A research team discovered that innate lymphoid cells need certain nutrients to function, a finding that may lead to new treatments for patients with chronic obstructive pulmonary disease (COPD) and other inflammatory lung disorders.
Researchers have long known that innate lymphoid cells play a vital role in promoting inflammatory reactions in the lung. The research team at Weill Cornell Medicine were studying the cells when they discovered that levels of the enzyme arginase 1 (Arg1) were increased in mouse and human innate lymphoid cells during both acute and chronic inflammation.
To explore the consequences of this finding, the team studied mutant mice lacking Arg1 only in the innate lymphoid cells. In the study, “Arginase 1 is an innate lymphoid-cell-intrinsic metabolic checkpoint controlling type 2 inflammation,” researchers exposed the mice to papain, a substance found in the papaya plant and often used to elicit allergic responses followed by inflammation. Findings, published in the journal Nature Immunology, revealed that the Arg1-lacking mice neither developed an allergic reaction to papain nor showed any signs of inflammation.
Arg1 is crucial for breaking down the amino acid arginine into smaller nutrients that the cell can use for energy consumption. The team proved that the lack of Arg1 — leading to cell starvation — prevented the inflammatory response. Deprived of essential nutrients, the cells did not expand in numbers and could not function properly.
“These findings are very exciting and propel us to look deeper into how the immune system is regulated in the context of health and chronic inflammatory diseases,” said the study’s senior author, Dr. David Artis, in a press release.

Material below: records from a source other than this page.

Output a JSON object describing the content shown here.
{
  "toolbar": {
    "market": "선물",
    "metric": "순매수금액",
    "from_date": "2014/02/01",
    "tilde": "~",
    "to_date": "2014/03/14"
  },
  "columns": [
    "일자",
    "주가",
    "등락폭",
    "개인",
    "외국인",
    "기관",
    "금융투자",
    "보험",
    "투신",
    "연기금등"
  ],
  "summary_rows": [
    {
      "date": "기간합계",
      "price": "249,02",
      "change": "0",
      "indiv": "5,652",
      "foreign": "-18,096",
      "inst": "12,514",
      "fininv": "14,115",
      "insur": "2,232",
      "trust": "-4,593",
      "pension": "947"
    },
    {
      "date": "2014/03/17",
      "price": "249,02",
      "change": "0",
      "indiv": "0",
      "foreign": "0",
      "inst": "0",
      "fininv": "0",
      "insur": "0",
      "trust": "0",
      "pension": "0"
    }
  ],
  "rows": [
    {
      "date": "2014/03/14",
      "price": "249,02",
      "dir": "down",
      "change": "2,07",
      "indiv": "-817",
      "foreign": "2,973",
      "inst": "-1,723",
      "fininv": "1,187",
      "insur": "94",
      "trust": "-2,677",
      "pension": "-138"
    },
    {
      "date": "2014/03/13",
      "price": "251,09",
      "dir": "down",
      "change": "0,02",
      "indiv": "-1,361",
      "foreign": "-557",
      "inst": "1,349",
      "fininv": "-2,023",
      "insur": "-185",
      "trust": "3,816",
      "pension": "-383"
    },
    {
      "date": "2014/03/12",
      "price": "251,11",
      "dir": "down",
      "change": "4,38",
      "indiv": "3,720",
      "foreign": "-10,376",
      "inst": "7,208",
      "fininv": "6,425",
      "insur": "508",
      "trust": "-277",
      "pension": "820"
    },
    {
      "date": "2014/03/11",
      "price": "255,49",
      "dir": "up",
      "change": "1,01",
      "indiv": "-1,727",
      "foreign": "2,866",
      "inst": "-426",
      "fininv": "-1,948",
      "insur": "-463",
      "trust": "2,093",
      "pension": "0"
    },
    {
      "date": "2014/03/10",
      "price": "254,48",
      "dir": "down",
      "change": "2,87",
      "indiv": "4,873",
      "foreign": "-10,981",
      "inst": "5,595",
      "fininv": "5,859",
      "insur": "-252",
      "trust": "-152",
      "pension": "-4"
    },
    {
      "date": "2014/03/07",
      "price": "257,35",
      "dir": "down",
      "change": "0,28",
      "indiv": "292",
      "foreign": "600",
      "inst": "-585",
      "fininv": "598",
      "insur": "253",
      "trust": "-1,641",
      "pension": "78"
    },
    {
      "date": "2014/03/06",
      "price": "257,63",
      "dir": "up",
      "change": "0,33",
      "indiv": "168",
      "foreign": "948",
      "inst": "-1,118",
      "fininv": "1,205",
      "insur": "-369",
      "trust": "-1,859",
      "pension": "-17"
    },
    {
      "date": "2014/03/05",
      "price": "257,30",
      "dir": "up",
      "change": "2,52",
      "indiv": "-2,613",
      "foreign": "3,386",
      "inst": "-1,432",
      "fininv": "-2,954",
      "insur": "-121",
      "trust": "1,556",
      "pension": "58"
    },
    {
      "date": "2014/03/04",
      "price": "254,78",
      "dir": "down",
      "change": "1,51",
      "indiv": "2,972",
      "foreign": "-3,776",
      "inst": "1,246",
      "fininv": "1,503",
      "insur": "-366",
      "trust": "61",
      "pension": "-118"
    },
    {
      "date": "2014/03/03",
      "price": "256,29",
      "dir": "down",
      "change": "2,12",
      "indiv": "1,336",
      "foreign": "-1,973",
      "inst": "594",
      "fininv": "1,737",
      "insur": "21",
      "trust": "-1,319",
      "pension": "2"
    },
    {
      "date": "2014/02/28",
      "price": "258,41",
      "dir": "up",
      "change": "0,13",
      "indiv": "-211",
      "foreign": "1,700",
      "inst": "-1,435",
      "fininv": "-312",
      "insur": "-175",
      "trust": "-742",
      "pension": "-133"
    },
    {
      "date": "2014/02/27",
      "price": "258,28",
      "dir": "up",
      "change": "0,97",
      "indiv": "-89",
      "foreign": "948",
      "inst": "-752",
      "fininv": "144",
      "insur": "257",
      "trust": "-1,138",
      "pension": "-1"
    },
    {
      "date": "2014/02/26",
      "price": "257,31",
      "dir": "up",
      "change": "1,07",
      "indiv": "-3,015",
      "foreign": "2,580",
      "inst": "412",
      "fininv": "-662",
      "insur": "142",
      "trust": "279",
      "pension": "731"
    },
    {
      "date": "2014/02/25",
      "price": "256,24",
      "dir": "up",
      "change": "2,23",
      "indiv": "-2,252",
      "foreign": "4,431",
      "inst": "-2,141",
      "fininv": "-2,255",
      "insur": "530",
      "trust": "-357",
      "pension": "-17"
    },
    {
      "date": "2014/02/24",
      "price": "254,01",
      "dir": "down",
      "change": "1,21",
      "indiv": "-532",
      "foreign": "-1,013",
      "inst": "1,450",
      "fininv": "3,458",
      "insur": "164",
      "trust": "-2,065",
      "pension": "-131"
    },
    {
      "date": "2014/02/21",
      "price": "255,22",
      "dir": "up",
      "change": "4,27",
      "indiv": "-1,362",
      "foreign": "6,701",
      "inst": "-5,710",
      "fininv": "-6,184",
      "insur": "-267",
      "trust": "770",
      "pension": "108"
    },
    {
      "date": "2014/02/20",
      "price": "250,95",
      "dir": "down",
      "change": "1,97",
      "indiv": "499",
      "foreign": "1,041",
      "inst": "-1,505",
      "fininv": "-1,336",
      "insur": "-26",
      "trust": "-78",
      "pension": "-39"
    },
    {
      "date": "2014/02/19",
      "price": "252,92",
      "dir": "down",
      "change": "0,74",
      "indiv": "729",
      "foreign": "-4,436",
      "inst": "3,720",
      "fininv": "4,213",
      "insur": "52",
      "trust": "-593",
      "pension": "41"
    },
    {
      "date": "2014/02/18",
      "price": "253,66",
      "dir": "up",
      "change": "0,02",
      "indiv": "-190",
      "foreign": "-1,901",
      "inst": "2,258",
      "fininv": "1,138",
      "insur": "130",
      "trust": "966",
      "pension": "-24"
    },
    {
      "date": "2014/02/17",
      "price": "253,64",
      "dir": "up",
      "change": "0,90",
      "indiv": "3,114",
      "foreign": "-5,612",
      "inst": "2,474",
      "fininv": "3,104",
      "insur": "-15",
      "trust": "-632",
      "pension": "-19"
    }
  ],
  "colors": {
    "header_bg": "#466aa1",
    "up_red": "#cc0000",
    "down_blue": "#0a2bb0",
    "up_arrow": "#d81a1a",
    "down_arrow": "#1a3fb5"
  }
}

“This report gives us new mechanistic insight to understand how we might be able to design more selective drugs that specifically target innate lymphoid cells to treat a range of allergic diseases,” Dr. Artis, also the director of the Jill Roberts Institute for Research in Inflammatory Bowel Disease and the Michael Kors Professor of Immunology at Weill Cornell Medicine, added.
To explore the clinical relevance of the finding, the team also analyzed Arg1 expression in lung tissue samples from patients with COPD, as well as from patients with another inflammatory lung disease, idiopathic pulmonary fibrosis. Arg1 was also similarly expressed by the innate lymphoid cells in these tissues.
“While these are still early days in this research, our patient-based analysis, coupled with our mouse model studies, suggests altering Arginase-1 metabolism within these innate immune cells may offer a therapeutic target for multiple inflammatory diseases,” concluded Dr. Laurel Monticelli, the study’s first author.